The letter said that faculty in some departments, such as the Luskin School of Public Affairs, have already been told that no additional funds are anticipated to cover the higher costs of teaching assistants in fall 2023 when significant salary increases kick in.
The Division of Social Sciences is facing $10 million in higher academic worker costs over three years, which Interim Dean Abel Valenzuela told faculty that departments would be asked to absorb, said Grace Hong, a professor and director of the Center for the Study of Women who attended a Jan. 10 meeting at which the issue was discussed. Valenzuela did not respond to a request for comment.
The result of such “punitive austerity,” the letter said, will be a “reduction of graduate student appointments; an increase in the already high number of undergraduates per discussion section, and a correspondingly negative impact on course curriculum, undergraduate assignments, and grading; the weakening of currently funded research; and ultimately fewer funded research opportunities for graduate students.”
The letter, sponsored by the UCLA Faculty Assn., called on UC leaders to reallocate administrative budgets and other funds, such as $4 billion recently invested in controversial private equity giant Blackstone Inc., and appeal for more public funding from state and federal officials.
“The systemic problems of the university are being left at the doorstep of individual faculty and departments,” said Toby Higbie, a history professor who signed the letter. “But you can’t squeeze that stone anymore.”
UCLA spokesman Bill Kisliuk said campus leaders were discussing short- and long-term strategies to bridge the funding gap but declined to elaborate on them. “Our goal is to set our academic workers and graduate education programs on the strongest possible long-term footing,” he said.
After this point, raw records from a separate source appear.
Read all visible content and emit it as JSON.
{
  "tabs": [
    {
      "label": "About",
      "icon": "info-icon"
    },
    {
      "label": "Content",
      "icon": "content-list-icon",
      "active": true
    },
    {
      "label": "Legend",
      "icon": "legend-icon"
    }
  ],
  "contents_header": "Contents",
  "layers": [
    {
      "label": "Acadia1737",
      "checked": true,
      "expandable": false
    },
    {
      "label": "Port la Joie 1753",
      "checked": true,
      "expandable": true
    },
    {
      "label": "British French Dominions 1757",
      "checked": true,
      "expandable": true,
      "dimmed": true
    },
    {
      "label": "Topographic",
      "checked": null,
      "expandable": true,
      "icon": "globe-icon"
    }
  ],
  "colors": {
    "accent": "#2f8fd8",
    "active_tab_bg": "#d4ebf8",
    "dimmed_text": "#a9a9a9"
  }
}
Kisliuk said no decision on future graduate student enrollment numbers has been made.
At UC Santa Barbara, Scott said her chemical engineering department is considering reducing admission offers to graduate students from about 75 or 80 to about 50. Colleagues across campus are also being “super conservative” about taking on more students, she said. Scott added that such reductions would hit early career faculty particularly hard because they need strong graduate students to help establish research programs. And smaller graduate programs could “grind to a halt” if deprived of new students, she said.
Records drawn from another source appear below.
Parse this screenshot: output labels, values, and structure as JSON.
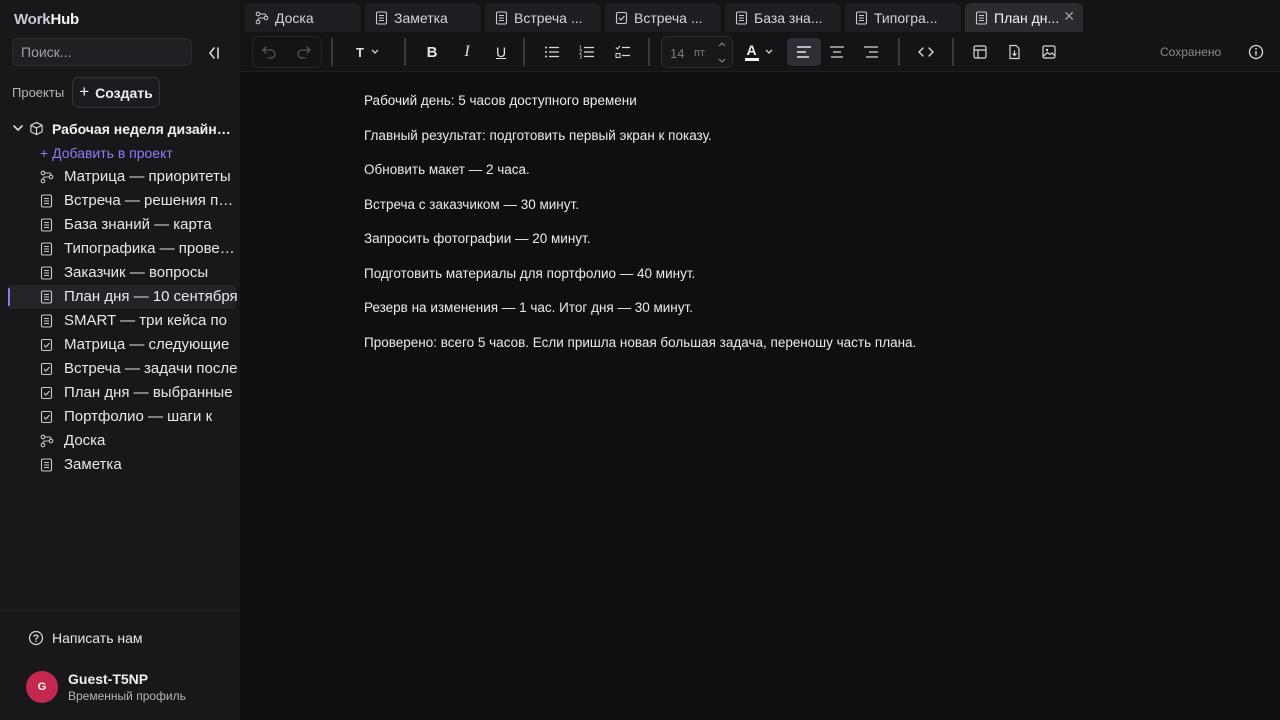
{
  "app": {
    "logo_work": "Work",
    "logo_hub": "Hub"
  },
  "sidebar": {
    "search_placeholder": "Поиск...",
    "projects_label": "Проекты",
    "create_label": "Создать",
    "project_title": "Рабочая неделя дизайнера",
    "add_to_project": "+ Добавить в проект",
    "items": [
      {
        "label": "Матрица — приоритеты",
        "icon": "board-icon"
      },
      {
        "label": "Встреча — решения по проекту",
        "icon": "note-icon"
      },
      {
        "label": "База знаний — карта",
        "icon": "note-icon"
      },
      {
        "label": "Типографика — проверка",
        "icon": "note-icon"
      },
      {
        "label": "Заказчик — вопросы",
        "icon": "note-icon"
      },
      {
        "label": "План дня — 10 сентября",
        "icon": "note-icon",
        "active": true
      },
      {
        "label": "SMART — три кейса по",
        "icon": "note-icon"
      },
      {
        "label": "Матрица — следующие",
        "icon": "task-icon"
      },
      {
        "label": "Встреча — задачи после",
        "icon": "task-icon"
      },
      {
        "label": "План дня — выбранные",
        "icon": "task-icon"
      },
      {
        "label": "Портфолио — шаги к",
        "icon": "task-icon"
      },
      {
        "label": "Доска",
        "icon": "board-icon"
      },
      {
        "label": "Заметка",
        "icon": "note-icon"
      }
    ],
    "contact_label": "Написать нам",
    "user": {
      "initial": "G",
      "name": "Guest-T5NP",
      "subtitle": "Временный профиль",
      "avatar_color": "#c4284e"
    }
  },
  "tabs": [
    {
      "label": "Доска",
      "icon": "board-icon"
    },
    {
      "label": "Заметка",
      "icon": "note-icon"
    },
    {
      "label": "Встреча ...",
      "icon": "note-icon"
    },
    {
      "label": "Встреча ...",
      "icon": "task-icon"
    },
    {
      "label": "База зна...",
      "icon": "note-icon"
    },
    {
      "label": "Типогра...",
      "icon": "note-icon"
    },
    {
      "label": "План дн...",
      "icon": "note-icon",
      "active": true
    }
  ],
  "toolbar": {
    "text_style_label": "T",
    "font_size": "14",
    "font_size_unit": "пт",
    "text_color_label": "A",
    "status": "Сохранено"
  },
  "document": {
    "paragraphs": [
      "Рабочий день: 5 часов доступного времени",
      "Главный результат: подготовить первый экран к показу.",
      "Обновить макет — 2 часа.",
      "Встреча с заказчиком — 30 минут.",
      "Запросить фотографии — 20 минут.",
      "Подготовить материалы для портфолио — 40 минут.",
      "Резерв на изменения — 1 час. Итог дня — 30 минут.",
      "Проверено: всего 5 часов. Если пришла новая большая задача, переношу часть плана."
    ]
  },
  "colors": {
    "accent": "#8b7cf6",
    "background": "#0f0f11",
    "sidebar": "#18181b"
  }
}
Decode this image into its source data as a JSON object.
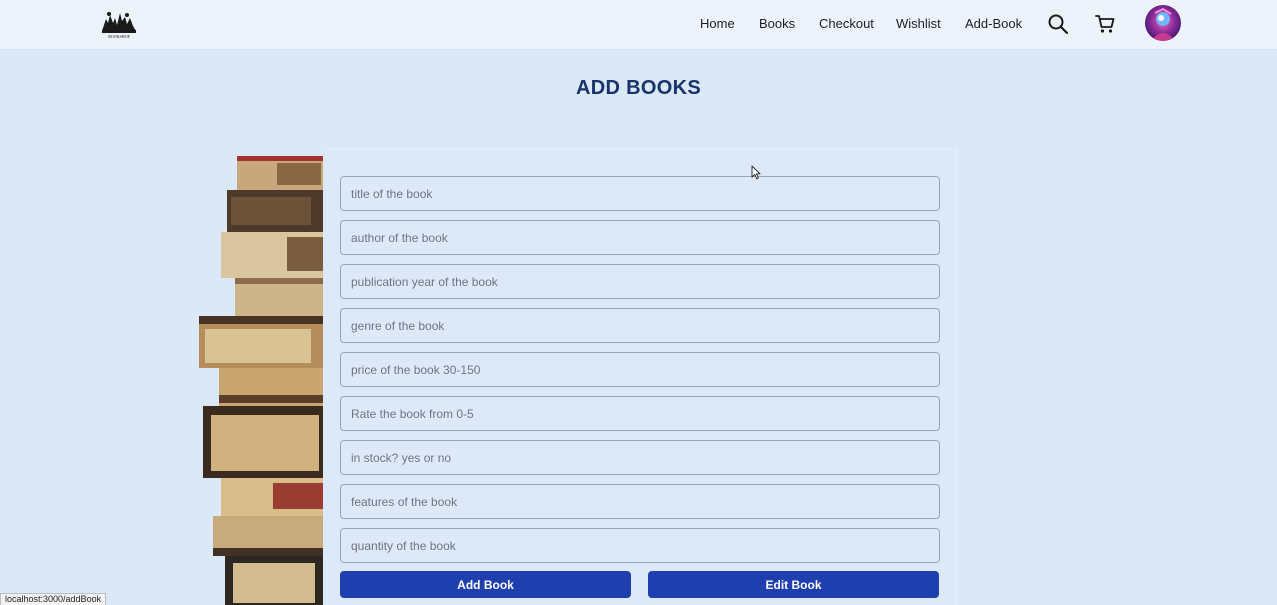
{
  "nav": {
    "logo_text": "BOOKSHOP",
    "links": [
      {
        "label": "Home"
      },
      {
        "label": "Books"
      },
      {
        "label": "Checkout"
      },
      {
        "label": "Wishlist"
      },
      {
        "label": "Add-Book"
      }
    ],
    "icons": [
      "search-icon",
      "cart-icon"
    ],
    "avatar": "user-avatar"
  },
  "page": {
    "title": "ADD BOOKS"
  },
  "form": {
    "fields": [
      {
        "placeholder": "title of the book",
        "value": ""
      },
      {
        "placeholder": "author of the book",
        "value": ""
      },
      {
        "placeholder": "publication year of the book",
        "value": ""
      },
      {
        "placeholder": "genre of the book",
        "value": ""
      },
      {
        "placeholder": "price of the book 30-150",
        "value": ""
      },
      {
        "placeholder": "Rate the book from 0-5",
        "value": ""
      },
      {
        "placeholder": "in stock? yes or no",
        "value": ""
      },
      {
        "placeholder": "features of the book",
        "value": ""
      },
      {
        "placeholder": "quantity of the book",
        "value": ""
      }
    ],
    "add_button": "Add Book",
    "edit_button": "Edit Book"
  },
  "status_bar": {
    "url": "localhost:3000/addBook"
  },
  "colors": {
    "background": "#dbe8f8",
    "navbar": "#edf3fb",
    "title": "#19336b",
    "button": "#1e3fad"
  }
}
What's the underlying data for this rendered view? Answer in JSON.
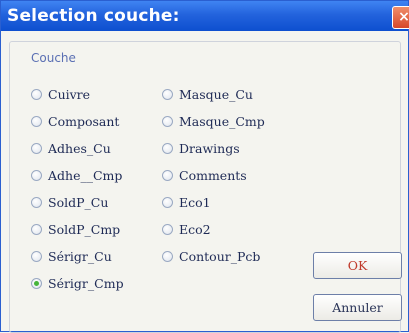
{
  "window": {
    "title": "Selection couche:",
    "close_glyph": "×"
  },
  "group": {
    "label": "Couche"
  },
  "layers_col1": [
    {
      "label": "Cuivre",
      "selected": false
    },
    {
      "label": "Composant",
      "selected": false
    },
    {
      "label": "Adhes_Cu",
      "selected": false
    },
    {
      "label": "Adhe__Cmp",
      "selected": false
    },
    {
      "label": "SoldP_Cu",
      "selected": false
    },
    {
      "label": "SoldP_Cmp",
      "selected": false
    },
    {
      "label": "Sérigr_Cu",
      "selected": false
    },
    {
      "label": "Sérigr_Cmp",
      "selected": true
    }
  ],
  "layers_col2": [
    {
      "label": "Masque_Cu",
      "selected": false
    },
    {
      "label": "Masque_Cmp",
      "selected": false
    },
    {
      "label": "Drawings",
      "selected": false
    },
    {
      "label": "Comments",
      "selected": false
    },
    {
      "label": "Eco1",
      "selected": false
    },
    {
      "label": "Eco2",
      "selected": false
    },
    {
      "label": "Contour_Pcb",
      "selected": false
    }
  ],
  "buttons": {
    "ok": "OK",
    "cancel": "Annuler"
  },
  "colors": {
    "titlebar": "#2363dd",
    "ok_text": "#c03a2b",
    "selected_dot": "#46b53a"
  }
}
UC Irvine is weighing reductions in graduate student admissions by at least 30%, multiple sources told The Times. “We are still very early in the admissions process, but it is likely that programs will be cautious about enrollment this year as the faculty work to better understand how best to support our PhD students,” campus spokeswoman Sheri Ledbetter said in a statement.
UC Riverside estimates about $28 million in increased costs through fiscal year 2025, with the largest chunk — $15 million — for teaching assistants, tutors and readers. Gerry Bomotti, vice chancellor for planning, budget and administration, said the campus will not reduce new graduate students admissions this fall because it was too late in the recruiting cycle and will cover added costs with one-time funds. A more sustainable plan will be developed for future years, he said.
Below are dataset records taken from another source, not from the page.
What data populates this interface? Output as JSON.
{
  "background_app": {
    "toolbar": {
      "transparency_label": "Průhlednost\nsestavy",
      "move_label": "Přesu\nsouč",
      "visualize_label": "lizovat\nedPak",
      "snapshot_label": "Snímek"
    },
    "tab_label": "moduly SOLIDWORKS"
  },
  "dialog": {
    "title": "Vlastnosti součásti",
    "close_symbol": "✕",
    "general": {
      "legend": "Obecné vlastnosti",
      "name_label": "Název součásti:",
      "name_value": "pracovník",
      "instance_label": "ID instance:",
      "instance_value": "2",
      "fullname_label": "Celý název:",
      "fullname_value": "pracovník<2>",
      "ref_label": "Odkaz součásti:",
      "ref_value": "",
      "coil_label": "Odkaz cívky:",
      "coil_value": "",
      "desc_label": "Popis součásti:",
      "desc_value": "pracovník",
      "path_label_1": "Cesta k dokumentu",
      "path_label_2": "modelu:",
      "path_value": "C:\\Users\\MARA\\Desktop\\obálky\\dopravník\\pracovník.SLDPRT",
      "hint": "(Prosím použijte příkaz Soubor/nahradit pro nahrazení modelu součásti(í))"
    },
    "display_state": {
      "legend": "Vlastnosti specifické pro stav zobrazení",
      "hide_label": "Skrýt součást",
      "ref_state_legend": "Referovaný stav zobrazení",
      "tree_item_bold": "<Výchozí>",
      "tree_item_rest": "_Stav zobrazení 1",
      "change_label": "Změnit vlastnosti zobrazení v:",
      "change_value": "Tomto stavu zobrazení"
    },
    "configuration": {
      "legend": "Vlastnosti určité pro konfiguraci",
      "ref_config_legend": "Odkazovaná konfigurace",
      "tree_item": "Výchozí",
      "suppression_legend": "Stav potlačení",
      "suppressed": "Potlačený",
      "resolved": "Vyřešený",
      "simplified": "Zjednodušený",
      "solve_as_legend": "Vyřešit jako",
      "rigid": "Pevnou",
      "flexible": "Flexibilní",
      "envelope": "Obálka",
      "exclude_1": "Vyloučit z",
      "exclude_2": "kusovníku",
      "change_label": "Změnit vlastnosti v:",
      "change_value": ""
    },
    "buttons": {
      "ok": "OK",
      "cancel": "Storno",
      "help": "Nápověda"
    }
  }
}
At UC Berkeley, chemistry professor Ron Cohen said he is waiting to see whether he can afford to bring on one or two more PhD students to join his team of six. Rae, the campus chief financial officer, said the wage increases could not be easily absorbed into Berkeley’s budget — which has fallen into major deficits twice since 2016 — and deans and department chairs were being advised to “carefully consider graduate admissions.”
Cohen however, said he remained upbeat about the university’s future.
“The University of California is an incredibly strong, resilient place,” he said. “It will continue to thrive.”